Enis Berberoğlu adına İstinaf başvurusunda bulunan Avukat Murat Ergün, yerel mahkemenin müvekkili hakkındaki mahkumiyet kararının kaldırılarak müvekkilinin beraatine ve tahliyesine karar verilmesini istedi.

İstanbul Bölge Adliye Mahkemesi’ne gönderilmek üzere Enis Berberoğlu hakkındaki mahkumiyet kararını veren İstanbul 14. Ağır Ceza Mahkemesi’ne İstinaf başvurusunda bulunan Avukat Murat Ergün, Can Dündar’a MİT TIR’larına ilişkin belgelerin müvekkili tarafından verildiğinin ispatlanamadığını savundu.

İstinaf dilekçesinde, Cumhuriyet gazetesinde yayınlanan davaya konu görüntülerin Can Dürdar’a verildiği öne sürülen 27 Mayıs 2015 tarihinde müvekkili Enis Berberoğlu’nun milletvekili olmadığını belirten Avukat Ergün, Can Dündar’ın kitabında kendisine görüntüleri veren kişinin milletvekili olduğunu yazdığını ifade etti.
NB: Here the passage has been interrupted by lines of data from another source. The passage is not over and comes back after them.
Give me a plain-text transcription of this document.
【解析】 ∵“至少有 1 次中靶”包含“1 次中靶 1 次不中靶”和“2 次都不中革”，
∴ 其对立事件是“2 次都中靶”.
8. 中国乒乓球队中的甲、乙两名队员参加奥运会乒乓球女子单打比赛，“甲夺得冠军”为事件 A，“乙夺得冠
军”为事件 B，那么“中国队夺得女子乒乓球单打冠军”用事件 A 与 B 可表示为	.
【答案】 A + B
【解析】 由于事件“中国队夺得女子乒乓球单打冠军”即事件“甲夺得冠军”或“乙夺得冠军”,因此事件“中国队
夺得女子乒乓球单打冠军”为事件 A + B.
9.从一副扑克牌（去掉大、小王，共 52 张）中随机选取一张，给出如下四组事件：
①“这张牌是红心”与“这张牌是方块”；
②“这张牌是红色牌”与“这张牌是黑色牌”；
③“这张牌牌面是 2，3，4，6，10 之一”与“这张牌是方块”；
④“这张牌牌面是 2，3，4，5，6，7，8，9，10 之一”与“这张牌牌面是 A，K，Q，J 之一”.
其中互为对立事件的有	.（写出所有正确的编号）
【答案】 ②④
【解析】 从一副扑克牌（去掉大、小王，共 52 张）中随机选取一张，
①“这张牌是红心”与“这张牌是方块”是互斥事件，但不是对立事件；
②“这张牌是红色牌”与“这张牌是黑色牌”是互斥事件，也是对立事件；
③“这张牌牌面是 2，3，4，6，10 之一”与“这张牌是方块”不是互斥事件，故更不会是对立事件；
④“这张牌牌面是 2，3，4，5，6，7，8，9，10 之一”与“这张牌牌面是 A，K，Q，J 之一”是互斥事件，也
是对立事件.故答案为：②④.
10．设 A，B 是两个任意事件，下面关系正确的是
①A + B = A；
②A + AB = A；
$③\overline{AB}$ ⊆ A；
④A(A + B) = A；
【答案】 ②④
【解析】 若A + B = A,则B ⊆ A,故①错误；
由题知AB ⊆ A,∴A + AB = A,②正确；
“HTS KAYITLARI MÜVEKKİLİMİN LEHİNEDİR”

Müvekkili ile Can Dündar arasında o gün yapıldığı ve 22 saniye sürdüğü öne sürülen görüşmenin, ikisi arasındaki sayısız görüşmeden bir farkı olmadığını ifade eden Avukat Ergün, “Müvekkilim, diğer görüşmelerinde olduğu gibi bu görüşmesini de milletvekili adayı olan kendisi ve yardımcısı olduğu CHP Genel Başkanı’nın iletişim ve medya ilişkileri bağlamında gerçekleştirmiştir. Konuşma saatinde müvekkilimin İstanbul Şişli’de olması da bu bölgenin kendi seçim bölgesi olması nedeniyledir. Şişli bölgesinden aday olan bir siyasinin Şişli’de bulunmasını neye yoralım? Hayat tecrübesi akla ne getiriyor? Görüldüğü gibi HTS kayıtları içerik olarak müvekkilimin aleyhine değil tam tersine lehinedir. Ancak bu denli açık olmasına rağmen lehe olan bir kanıtın sanığın aleyhine sunuluyor olması kabul edilemez bir durumdur. Sınırlı bir veriye ve kısmen kesilip yapıştırılmış bir ekran görüntüsüne dayanılarak ’27 Mayıs 2015 günü Can Dündar ile Kadri Enis Berberoğlu telefon görüşmesi yapmış, suçluyu bulduk’ diyerek hazırlanan iddianame, kendinden çok önce başlayan bir sürecin meyvesidir” dedi.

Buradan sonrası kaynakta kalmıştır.